One of the things I love about quilting is how much there is to learn. And with each endeavor, my skills continue to improve. This first quilt was just a jumping off point, and I haven’t stopped jumping yet. I doubt I ever will. The more I learn, the more I realize how much there is to learn. I knew when I sat at the edge of my bed, in the sunlight, quilting this quilt that I would be a quilter for the rest of my life.

I know I will get plenty of applique practice with the border of this, my latest quilt project. It is the block of the month for 2019 designed by Becky Goldsmith for The Quilt Show of which I am a proud member.

This quilt screams precision, so I want to make sure I get the appliqued borders just right.

My first attempts at perfect circles took some time, a little study, and a bit of practice, but I’m getting there. Perfecting those petal shapes with their sharp points is getting easier as I go too. By the time I finish gluing all the edges to prepare them for sewing onto fabric, I should be an old hand at this.

Hand or machine applique—on no—another decision. When the time comes, I’ll figure that out too. But for now, I have some work to do.

Sunday, November 17, 2019

This one's for you Dad

Sizzle quilt
I just finished sewing nine random quilt blocks into one cohesive piece. It is almost a quilt though it is still not yet finished. It will have a five-inch border around all four sides, with applique motifs. And of course, it will have to have a backing fabric and batting inside before I can quilt it. Perhaps it will be done by this time next year.
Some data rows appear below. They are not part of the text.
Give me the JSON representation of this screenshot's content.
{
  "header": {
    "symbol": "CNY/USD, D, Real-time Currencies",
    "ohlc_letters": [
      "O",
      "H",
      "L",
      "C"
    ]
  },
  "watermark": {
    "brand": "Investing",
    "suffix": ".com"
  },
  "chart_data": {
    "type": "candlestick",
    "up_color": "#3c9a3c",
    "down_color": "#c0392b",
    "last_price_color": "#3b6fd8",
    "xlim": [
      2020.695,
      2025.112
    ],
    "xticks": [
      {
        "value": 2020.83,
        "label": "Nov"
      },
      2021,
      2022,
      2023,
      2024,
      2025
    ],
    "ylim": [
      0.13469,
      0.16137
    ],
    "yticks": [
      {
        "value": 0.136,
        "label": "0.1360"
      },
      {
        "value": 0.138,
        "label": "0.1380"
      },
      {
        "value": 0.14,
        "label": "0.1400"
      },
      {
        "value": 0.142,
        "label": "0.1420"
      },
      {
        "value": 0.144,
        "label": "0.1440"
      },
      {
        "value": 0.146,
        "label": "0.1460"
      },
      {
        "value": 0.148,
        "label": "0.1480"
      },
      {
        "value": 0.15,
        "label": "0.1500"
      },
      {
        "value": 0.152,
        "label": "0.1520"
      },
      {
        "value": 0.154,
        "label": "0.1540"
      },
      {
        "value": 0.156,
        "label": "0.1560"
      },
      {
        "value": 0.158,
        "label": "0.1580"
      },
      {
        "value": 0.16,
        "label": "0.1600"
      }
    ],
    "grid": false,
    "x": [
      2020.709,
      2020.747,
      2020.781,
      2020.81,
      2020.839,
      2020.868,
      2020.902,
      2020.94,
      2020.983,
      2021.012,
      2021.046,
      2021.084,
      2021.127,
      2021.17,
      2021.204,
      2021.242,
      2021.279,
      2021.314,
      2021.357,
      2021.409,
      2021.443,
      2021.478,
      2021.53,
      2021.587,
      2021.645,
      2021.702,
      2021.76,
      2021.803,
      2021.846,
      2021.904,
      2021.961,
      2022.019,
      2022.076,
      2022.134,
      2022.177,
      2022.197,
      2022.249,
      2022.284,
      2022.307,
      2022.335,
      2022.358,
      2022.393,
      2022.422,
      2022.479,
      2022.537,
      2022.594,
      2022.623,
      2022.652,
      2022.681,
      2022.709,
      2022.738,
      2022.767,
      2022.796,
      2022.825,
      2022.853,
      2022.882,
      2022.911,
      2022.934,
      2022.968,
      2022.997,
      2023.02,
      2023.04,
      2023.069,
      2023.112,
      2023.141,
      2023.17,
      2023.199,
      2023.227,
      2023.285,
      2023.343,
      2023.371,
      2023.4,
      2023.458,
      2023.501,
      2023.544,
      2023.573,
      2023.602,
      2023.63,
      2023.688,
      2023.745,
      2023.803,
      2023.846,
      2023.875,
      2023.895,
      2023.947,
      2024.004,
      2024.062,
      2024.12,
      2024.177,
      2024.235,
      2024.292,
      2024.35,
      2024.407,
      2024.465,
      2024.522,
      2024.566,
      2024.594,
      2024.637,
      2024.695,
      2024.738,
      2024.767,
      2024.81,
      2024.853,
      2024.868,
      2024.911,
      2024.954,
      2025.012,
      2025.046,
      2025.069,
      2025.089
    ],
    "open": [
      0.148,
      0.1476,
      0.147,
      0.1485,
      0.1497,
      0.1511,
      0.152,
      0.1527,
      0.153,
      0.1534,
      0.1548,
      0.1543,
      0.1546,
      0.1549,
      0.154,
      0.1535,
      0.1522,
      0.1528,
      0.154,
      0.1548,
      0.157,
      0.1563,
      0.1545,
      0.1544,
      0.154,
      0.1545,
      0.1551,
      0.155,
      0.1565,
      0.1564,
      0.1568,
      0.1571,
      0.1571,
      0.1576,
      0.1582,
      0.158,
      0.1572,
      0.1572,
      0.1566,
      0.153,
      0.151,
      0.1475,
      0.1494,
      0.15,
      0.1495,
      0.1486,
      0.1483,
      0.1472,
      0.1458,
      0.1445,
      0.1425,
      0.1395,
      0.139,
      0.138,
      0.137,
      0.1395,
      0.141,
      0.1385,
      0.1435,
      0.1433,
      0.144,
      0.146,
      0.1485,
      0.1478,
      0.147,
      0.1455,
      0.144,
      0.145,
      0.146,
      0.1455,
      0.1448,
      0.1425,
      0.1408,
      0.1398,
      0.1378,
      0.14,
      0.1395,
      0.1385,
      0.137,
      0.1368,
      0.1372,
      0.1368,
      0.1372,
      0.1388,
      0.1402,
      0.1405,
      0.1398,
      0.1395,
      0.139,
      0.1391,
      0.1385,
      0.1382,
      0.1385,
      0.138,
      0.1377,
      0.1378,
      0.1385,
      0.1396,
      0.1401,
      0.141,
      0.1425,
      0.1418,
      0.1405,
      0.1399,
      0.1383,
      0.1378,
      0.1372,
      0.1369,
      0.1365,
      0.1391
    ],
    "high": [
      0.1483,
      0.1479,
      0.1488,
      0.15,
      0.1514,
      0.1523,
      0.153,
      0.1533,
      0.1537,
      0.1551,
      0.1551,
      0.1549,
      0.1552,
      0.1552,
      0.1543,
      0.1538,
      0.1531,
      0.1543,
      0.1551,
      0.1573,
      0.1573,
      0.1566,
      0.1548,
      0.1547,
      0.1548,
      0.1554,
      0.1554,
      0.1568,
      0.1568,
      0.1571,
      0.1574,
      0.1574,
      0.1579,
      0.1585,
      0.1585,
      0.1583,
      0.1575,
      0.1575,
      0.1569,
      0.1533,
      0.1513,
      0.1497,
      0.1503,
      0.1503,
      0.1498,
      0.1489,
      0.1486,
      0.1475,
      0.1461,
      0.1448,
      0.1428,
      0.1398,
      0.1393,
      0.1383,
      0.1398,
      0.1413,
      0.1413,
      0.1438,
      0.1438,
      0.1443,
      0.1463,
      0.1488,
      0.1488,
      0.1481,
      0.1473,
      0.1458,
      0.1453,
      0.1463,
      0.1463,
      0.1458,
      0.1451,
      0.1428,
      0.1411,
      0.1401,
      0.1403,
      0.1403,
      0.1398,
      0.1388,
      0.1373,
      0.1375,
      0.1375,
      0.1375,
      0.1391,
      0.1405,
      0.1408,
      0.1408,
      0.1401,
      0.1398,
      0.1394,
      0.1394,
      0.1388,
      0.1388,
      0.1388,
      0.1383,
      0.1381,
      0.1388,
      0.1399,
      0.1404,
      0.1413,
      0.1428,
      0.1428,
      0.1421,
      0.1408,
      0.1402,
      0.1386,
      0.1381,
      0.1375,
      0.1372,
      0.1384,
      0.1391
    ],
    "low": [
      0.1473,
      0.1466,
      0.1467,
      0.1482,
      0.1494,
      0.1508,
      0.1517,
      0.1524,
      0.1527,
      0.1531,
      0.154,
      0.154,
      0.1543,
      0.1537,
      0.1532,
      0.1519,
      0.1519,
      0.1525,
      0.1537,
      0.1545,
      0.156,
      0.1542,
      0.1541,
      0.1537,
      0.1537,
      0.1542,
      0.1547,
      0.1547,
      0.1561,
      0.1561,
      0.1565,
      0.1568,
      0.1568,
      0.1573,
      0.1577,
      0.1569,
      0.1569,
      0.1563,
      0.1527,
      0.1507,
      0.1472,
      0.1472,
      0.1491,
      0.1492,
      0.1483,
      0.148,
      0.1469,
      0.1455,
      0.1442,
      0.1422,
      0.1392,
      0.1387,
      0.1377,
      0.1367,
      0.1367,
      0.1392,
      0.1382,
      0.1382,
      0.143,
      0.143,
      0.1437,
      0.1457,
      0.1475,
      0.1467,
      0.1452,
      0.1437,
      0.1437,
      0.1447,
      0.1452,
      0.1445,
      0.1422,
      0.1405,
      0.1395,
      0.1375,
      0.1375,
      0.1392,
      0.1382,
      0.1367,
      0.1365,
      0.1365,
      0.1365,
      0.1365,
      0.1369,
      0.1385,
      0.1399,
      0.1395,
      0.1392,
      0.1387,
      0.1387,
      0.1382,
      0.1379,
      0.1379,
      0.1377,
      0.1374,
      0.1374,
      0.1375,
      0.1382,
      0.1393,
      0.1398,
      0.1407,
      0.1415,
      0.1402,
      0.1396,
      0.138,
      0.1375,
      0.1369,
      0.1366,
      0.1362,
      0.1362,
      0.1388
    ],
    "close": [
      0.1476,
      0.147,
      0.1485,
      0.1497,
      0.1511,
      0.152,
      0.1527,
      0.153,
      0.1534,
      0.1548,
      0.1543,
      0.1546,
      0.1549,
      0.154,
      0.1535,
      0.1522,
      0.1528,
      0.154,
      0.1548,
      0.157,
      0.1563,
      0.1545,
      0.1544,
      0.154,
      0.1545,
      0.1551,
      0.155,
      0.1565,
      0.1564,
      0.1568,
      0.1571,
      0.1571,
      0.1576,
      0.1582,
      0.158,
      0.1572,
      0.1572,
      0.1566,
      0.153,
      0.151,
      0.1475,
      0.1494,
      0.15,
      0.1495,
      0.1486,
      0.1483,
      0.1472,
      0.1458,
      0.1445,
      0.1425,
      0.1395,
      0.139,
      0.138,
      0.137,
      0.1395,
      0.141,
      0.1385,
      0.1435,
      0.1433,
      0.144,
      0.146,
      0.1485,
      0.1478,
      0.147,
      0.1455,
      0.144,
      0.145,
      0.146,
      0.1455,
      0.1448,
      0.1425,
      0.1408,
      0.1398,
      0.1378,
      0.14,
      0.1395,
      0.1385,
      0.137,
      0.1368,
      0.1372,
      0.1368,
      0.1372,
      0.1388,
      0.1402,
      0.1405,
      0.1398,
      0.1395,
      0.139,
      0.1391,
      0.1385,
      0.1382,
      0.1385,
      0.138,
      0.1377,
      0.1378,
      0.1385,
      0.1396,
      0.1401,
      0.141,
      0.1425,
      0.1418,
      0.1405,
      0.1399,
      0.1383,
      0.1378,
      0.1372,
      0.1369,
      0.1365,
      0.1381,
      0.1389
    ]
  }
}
This project has been a joy to work on; offering just the right challenge to my skill level. I believe this project has enhanced my skills because I nailed it. Though it may not be my design, I have certainly made it my own by choosing some of my favorite colors using fabrics I have been collecting for years. I love the round blocks, the points, the shapes and overall symmetry of its elements.

This quilt, designed by Becky Goldsmith as the 2019 Block of the Month for The Quilt Show co-hosted by one of my favorite quilting instructors, Alex Anderson (and Ricky Timms who I have only recently become acquainted with), is called Sizzle.

The best part about this quilt is that it reminds me of my father. I was drawn to it the moment I saw it.

While sewing the seams together, I thought about that. My father died at age 79, in 2003. This is the time of year I’d always thought about him. His birthday would have been in two days.

My father was the smartest man I’d ever known. He was also the most tolerant, patient, and easy-going person with a delightful sense of humor. He loved a challenge; the harder the better. And he was a bit of a mathematical genius. There wasn’t anything my father couldn’t do, and I’m not the only one that says that. Everyone who knew him sang his praises. He taught himself everything he knew, and in my view, he knew just about everything. I remember one year at Christmas time, when I was just a little girl, maybe five or six-years old, he made a three-dimensional star for the top of our Christmas tree out of cardboard, meticulously gluing each piece together. I can’t recall how many points it had, but it was certainly more than the typical five, six, or even eight-point star. He meticulously glued red and green Christmas wrapping paper onto the points. It was beautiful, and it was perfect.

Another year, he decided to learn woodworking. As was his habit, he sat down with a few books and taught himself. He also did that with photography, computer programming, playing the organ, and so much more.

He was a machinist by trade, so mathematics and using tools was his thing.
For Christmas one year, he made family members an icosahedron, a 20-sided object constructed out of varied wood veneers by using equilateral triangles. I cannot imagine how to even begin to figure the dimensions mathematically, but that came easily to him. He figured it out, cut the pieces, and then glued them together. I’m heartsick that I no longer have the one he gave me, but it was damaged beyond repair some years ago.

So stars and points, intricate design, and challenges will always remind me of him. The moment I saw this quilt pattern, I was completely taken by it. I had to make it, even though I questioned whether or not I could. And I’m glad I did.

I think my father would have loved everything about this quilt as I do, so I am making it for him, to honor him. Happy Birthday Dad.